Some of the issues to be addressed at the U.N. High-level Meeting on Non-Communicable Diseases (NCDs) taking place this week in New York “are controversial, including those relating to intellectual property rights for new medicines, diagnostics and medical devices,” James Love, director of Knowledge Ecology International, writes in an Al Jazeera opinion piece. “By continuing to assert that the Doha Declaration is in fact limited in various ways, U.S. and European trade negotiators have tried to discourage the granting of compulsory licenses on patents for high-priced drugs for cancer and other non-communicable diseases,” he continues, before outlining a proposal called the “cancer prize approach” that would de-link drug prices from research and development incentives.
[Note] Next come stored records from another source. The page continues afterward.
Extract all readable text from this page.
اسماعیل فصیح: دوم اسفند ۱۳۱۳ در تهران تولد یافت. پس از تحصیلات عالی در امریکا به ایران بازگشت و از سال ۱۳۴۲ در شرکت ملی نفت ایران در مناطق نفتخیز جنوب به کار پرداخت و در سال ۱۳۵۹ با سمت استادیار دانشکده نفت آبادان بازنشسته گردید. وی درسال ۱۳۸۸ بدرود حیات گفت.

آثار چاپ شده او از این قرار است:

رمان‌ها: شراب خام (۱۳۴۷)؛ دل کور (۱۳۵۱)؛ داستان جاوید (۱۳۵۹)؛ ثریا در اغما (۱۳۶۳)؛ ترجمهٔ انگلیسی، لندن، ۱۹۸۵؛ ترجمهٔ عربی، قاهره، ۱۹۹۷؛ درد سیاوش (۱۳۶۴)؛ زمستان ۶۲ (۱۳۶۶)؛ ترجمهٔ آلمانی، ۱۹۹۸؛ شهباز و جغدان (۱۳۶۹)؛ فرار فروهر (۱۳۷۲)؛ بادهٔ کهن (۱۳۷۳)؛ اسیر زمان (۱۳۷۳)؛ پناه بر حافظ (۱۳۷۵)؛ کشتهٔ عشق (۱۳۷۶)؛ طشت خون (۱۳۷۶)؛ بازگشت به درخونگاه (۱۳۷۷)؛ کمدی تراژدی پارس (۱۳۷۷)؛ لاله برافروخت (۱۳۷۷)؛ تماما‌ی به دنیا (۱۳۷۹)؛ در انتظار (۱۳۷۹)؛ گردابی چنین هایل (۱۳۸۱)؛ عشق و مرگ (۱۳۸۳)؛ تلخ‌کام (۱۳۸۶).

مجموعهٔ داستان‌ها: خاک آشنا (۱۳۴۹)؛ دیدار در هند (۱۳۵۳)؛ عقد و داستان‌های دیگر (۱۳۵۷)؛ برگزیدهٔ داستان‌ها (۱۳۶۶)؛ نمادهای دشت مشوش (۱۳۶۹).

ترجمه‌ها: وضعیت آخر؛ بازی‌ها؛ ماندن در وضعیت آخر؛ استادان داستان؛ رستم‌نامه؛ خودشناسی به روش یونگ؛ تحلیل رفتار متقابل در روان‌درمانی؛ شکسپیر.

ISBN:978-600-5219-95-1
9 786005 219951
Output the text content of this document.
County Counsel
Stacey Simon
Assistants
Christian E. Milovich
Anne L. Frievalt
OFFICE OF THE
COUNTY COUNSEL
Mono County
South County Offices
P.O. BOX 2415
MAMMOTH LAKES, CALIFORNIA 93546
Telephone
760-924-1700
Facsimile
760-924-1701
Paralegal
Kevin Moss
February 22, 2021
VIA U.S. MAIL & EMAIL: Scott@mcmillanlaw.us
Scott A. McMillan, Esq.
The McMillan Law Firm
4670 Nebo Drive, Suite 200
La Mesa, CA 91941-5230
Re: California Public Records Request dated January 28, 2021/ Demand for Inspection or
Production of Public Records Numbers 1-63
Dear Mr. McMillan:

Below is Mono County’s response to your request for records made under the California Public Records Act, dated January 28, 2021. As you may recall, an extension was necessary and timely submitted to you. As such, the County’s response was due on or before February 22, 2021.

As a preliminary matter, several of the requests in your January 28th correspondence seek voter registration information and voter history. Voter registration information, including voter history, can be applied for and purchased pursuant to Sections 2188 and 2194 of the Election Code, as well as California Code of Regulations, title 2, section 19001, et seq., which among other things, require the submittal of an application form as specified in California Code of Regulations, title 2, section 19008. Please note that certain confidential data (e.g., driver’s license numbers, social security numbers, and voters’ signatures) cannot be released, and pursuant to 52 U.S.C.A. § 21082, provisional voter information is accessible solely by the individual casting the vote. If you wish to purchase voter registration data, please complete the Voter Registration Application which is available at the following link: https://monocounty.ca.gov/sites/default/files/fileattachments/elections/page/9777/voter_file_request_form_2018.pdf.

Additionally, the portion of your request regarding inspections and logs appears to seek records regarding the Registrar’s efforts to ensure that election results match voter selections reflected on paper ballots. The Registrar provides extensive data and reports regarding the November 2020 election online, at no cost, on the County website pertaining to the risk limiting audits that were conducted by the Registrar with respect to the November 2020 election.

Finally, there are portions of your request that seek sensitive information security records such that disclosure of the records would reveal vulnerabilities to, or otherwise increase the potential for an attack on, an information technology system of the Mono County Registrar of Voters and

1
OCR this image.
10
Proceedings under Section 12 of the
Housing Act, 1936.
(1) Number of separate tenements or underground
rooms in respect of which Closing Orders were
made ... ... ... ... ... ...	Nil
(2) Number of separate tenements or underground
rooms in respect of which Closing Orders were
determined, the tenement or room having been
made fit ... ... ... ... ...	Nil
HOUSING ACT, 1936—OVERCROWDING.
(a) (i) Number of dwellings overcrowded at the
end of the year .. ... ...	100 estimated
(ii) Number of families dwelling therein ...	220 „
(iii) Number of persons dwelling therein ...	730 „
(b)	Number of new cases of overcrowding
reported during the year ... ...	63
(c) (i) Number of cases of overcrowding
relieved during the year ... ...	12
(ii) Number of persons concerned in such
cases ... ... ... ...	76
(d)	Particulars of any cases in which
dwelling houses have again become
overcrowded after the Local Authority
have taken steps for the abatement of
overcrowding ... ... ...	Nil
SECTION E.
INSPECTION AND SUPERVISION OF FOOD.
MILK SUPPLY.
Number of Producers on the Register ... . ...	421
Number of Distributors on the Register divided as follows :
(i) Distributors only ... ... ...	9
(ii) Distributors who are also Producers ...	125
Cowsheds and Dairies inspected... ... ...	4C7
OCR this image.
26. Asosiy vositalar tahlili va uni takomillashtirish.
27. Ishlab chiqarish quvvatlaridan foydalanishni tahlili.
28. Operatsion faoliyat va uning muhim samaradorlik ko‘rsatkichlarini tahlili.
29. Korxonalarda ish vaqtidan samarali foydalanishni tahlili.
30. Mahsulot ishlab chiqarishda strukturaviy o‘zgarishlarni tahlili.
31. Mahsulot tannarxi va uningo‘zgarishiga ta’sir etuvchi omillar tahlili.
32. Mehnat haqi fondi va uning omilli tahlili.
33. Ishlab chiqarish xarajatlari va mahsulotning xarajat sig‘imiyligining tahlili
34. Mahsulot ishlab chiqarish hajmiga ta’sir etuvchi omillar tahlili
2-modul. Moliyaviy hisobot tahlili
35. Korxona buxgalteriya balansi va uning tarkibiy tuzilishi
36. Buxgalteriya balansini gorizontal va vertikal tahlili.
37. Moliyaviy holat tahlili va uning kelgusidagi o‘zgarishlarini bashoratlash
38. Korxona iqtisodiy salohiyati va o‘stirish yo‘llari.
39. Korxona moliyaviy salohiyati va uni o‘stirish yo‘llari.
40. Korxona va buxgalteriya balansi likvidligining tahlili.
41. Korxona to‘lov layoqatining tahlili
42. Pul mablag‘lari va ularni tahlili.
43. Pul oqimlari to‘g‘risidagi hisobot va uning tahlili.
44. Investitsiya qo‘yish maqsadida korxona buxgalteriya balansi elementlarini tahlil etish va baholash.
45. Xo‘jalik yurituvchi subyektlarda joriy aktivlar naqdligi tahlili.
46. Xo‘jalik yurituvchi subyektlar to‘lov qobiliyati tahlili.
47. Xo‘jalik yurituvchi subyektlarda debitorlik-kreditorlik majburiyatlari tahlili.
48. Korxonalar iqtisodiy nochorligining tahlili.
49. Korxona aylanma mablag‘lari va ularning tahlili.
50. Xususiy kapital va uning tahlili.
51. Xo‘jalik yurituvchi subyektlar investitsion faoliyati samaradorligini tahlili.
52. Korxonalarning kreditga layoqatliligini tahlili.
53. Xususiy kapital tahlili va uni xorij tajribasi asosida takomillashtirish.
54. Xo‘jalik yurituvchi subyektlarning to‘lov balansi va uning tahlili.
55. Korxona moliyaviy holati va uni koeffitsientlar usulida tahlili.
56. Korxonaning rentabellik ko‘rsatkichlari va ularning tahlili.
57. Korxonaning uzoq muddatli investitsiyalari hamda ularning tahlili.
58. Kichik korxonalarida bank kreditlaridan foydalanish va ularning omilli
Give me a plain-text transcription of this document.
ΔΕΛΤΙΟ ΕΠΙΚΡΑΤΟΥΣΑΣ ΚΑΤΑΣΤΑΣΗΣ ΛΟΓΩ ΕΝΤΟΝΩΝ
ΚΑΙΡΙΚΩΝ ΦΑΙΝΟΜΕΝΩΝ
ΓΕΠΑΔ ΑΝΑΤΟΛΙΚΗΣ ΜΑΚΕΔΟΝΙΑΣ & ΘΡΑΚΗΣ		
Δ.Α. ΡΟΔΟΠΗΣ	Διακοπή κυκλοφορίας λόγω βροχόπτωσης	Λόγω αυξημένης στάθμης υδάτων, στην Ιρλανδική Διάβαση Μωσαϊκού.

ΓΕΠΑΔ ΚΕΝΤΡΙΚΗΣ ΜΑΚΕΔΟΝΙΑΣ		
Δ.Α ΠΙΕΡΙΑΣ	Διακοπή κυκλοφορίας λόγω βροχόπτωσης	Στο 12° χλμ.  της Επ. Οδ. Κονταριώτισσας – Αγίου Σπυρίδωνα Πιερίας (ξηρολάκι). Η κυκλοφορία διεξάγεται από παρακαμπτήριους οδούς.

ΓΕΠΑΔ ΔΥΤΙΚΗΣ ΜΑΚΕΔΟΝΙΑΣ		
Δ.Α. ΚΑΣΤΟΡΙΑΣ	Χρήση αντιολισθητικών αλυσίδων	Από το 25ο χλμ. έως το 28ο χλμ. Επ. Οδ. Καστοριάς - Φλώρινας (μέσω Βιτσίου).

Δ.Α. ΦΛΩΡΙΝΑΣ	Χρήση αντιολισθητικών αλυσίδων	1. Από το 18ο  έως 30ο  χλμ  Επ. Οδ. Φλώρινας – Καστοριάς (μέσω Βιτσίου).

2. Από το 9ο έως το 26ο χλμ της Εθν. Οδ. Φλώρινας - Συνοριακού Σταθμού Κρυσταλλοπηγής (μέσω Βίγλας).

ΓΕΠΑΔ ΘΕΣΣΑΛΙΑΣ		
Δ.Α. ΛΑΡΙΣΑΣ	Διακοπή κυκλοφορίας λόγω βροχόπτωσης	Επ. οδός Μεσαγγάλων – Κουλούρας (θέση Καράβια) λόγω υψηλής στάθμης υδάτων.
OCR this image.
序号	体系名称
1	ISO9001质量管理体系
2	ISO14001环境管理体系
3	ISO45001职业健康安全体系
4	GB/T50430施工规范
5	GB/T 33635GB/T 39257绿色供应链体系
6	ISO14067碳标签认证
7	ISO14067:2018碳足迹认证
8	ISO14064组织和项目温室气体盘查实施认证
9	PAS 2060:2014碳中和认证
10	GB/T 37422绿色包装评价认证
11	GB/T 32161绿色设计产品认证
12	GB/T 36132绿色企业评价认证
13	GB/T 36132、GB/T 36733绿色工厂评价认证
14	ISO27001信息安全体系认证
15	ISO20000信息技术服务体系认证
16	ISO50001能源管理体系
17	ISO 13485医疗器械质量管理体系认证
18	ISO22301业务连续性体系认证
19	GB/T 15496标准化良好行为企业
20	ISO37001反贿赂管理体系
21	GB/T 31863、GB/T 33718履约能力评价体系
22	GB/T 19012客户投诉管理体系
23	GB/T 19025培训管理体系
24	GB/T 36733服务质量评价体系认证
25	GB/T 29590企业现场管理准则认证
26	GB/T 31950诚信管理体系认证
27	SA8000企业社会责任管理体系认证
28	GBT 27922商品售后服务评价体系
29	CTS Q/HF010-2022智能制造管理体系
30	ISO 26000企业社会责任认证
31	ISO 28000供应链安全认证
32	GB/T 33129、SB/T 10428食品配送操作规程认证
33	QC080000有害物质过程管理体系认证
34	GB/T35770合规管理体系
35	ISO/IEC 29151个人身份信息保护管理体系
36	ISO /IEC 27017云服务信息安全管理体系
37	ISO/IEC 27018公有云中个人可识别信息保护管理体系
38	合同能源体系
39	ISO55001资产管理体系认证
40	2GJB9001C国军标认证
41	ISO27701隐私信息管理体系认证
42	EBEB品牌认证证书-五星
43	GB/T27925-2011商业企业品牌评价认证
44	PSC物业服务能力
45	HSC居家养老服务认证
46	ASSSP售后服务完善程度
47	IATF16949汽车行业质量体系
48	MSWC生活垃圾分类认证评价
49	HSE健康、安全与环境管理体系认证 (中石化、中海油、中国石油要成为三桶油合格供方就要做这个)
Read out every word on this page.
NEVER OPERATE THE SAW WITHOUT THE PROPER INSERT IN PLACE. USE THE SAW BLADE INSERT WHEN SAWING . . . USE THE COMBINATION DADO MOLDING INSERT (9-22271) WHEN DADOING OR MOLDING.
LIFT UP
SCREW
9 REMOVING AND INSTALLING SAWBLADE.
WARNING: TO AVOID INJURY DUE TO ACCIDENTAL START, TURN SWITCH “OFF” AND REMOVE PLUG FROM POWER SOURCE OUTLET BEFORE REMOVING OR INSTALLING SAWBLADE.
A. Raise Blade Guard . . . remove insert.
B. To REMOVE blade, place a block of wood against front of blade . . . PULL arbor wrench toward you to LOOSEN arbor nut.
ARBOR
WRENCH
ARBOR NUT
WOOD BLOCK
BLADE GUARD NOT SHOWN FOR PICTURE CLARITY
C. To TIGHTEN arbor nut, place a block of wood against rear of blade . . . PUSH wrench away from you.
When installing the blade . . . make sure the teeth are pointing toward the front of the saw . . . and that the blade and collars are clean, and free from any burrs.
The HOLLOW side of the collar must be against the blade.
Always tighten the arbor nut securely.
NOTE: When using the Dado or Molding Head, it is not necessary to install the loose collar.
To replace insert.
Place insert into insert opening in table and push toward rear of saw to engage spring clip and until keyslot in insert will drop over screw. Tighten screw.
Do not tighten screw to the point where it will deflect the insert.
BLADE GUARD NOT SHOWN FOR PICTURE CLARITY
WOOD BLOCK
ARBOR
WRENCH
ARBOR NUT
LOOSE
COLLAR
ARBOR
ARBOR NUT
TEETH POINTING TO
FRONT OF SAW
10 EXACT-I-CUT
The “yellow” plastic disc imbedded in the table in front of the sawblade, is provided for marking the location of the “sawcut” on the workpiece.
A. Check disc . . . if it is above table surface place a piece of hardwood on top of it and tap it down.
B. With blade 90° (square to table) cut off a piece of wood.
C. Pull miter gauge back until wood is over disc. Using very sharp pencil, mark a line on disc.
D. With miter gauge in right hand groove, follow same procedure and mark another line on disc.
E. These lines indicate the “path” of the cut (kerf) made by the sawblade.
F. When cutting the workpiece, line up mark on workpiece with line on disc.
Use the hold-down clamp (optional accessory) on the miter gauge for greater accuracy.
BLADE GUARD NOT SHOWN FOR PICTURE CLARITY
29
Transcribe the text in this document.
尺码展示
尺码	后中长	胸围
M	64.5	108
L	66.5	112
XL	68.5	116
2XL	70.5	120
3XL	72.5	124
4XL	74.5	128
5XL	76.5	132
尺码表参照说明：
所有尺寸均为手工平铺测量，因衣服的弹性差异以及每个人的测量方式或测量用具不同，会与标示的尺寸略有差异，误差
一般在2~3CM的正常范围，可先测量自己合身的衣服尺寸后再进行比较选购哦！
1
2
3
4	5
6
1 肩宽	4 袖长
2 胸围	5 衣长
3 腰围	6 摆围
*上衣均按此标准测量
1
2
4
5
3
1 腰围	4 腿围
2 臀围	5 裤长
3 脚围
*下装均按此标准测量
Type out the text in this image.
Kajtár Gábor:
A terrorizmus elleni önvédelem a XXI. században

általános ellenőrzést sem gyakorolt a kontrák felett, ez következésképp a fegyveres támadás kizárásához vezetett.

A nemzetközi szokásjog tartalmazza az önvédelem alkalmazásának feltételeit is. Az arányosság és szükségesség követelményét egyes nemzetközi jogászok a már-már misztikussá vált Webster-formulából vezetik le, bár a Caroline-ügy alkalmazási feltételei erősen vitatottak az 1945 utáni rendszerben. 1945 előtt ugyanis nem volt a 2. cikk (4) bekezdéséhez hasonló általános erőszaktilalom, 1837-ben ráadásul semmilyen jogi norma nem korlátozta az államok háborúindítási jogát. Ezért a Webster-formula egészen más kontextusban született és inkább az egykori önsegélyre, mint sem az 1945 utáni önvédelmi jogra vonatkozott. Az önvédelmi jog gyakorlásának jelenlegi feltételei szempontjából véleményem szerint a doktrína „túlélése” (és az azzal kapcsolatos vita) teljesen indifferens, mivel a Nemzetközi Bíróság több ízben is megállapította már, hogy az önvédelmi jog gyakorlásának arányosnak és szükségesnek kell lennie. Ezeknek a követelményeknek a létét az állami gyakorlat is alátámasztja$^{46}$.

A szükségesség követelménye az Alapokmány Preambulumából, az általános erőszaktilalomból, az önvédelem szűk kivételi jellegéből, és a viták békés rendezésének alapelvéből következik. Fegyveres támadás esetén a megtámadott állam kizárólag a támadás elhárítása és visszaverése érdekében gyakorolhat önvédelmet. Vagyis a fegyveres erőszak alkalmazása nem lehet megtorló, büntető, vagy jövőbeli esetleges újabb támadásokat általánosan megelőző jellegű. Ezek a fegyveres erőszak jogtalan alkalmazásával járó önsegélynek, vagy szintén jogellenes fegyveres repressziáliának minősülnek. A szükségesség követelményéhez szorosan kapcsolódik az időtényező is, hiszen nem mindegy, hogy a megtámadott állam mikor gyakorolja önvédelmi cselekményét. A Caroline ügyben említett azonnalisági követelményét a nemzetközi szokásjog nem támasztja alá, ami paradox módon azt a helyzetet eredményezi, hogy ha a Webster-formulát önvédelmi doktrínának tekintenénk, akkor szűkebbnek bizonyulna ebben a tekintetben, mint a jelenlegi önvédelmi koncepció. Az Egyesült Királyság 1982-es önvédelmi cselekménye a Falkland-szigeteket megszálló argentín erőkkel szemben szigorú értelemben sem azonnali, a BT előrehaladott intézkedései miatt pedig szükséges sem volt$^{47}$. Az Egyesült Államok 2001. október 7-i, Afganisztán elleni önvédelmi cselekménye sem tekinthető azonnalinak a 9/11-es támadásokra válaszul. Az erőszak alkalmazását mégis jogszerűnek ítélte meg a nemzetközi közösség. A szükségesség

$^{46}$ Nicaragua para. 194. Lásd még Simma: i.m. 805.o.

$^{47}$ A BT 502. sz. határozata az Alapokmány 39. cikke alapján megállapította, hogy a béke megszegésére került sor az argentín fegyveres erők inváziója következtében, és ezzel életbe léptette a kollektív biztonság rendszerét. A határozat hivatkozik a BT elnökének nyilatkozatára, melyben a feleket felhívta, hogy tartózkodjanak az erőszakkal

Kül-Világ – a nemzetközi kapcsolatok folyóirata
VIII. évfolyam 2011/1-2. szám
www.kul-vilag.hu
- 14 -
The New York Times describes how, as the U.N. begins its meeting on non-communicable diseases (NCDs), Chinese and Indian generic drug makers “say they are on the verge of selling cheaper copies” of costly biotech medications used to treat cancers, diabetes, arthritis and other chronic illnesses. “Their entry into the market in the next year — made possible by hundreds of millions of dollars invested in biotechnology plants — could not only transform the care of patients in much of the world but also ignite a counterattack by major pharmaceutical companies and diplomats from richer countries,” the newspaper writes.
U.S.-based pharmaceutical firm Eli Lilly and Company on Tuesday announced it will spend $30 million over five years to fight the rising burden of non-communicable diseases (NCDs) in developing nations, the Indianapolis Star reports (Swiatek, 9/13). According to a Lilly press release, the company is launching the Lilly NCD Partnership “to identify new models of patient care that increase treatment access and improve outcomes for underserved people” (9/13).
With negotiations over the outcomes for the U.N. High-level Meeting on Non-Communicable Diseases (NCDs) stalled, “[i]t is feared that sound proposals for clear goals and timelines to tackle these devastating diseases are being systematically deleted, diluted and downgraded by some U.N. Member States and urgent action is needed to put the negotiations back on track, when they recommence on September 1,” Rob Moodie, chair of Global Health at the Nossal Institute of Global Health, writes in the Crikey health blog “Croakey.”
With more widespread access to antiretroviral (ARV) drugs “comes a greater need to monitor and promote the safety and effectiveness of these essential medicines in the new environments, which are distinct from those of pre-market studies and the resource rich countries that have had ARV access for years. Without sufficient monitoring systems in place, we can’t efficiently identify and stop counterfeiting of ARV drugs,” Jur Strobos, deputy director of the Forum for Collaborative HIV Research, and Andy Stergachis, professor of epidemiology and global health and director of the Global Medicines Program at School of Public Health at the University of Washington, write in an opinion piece in The Scientist.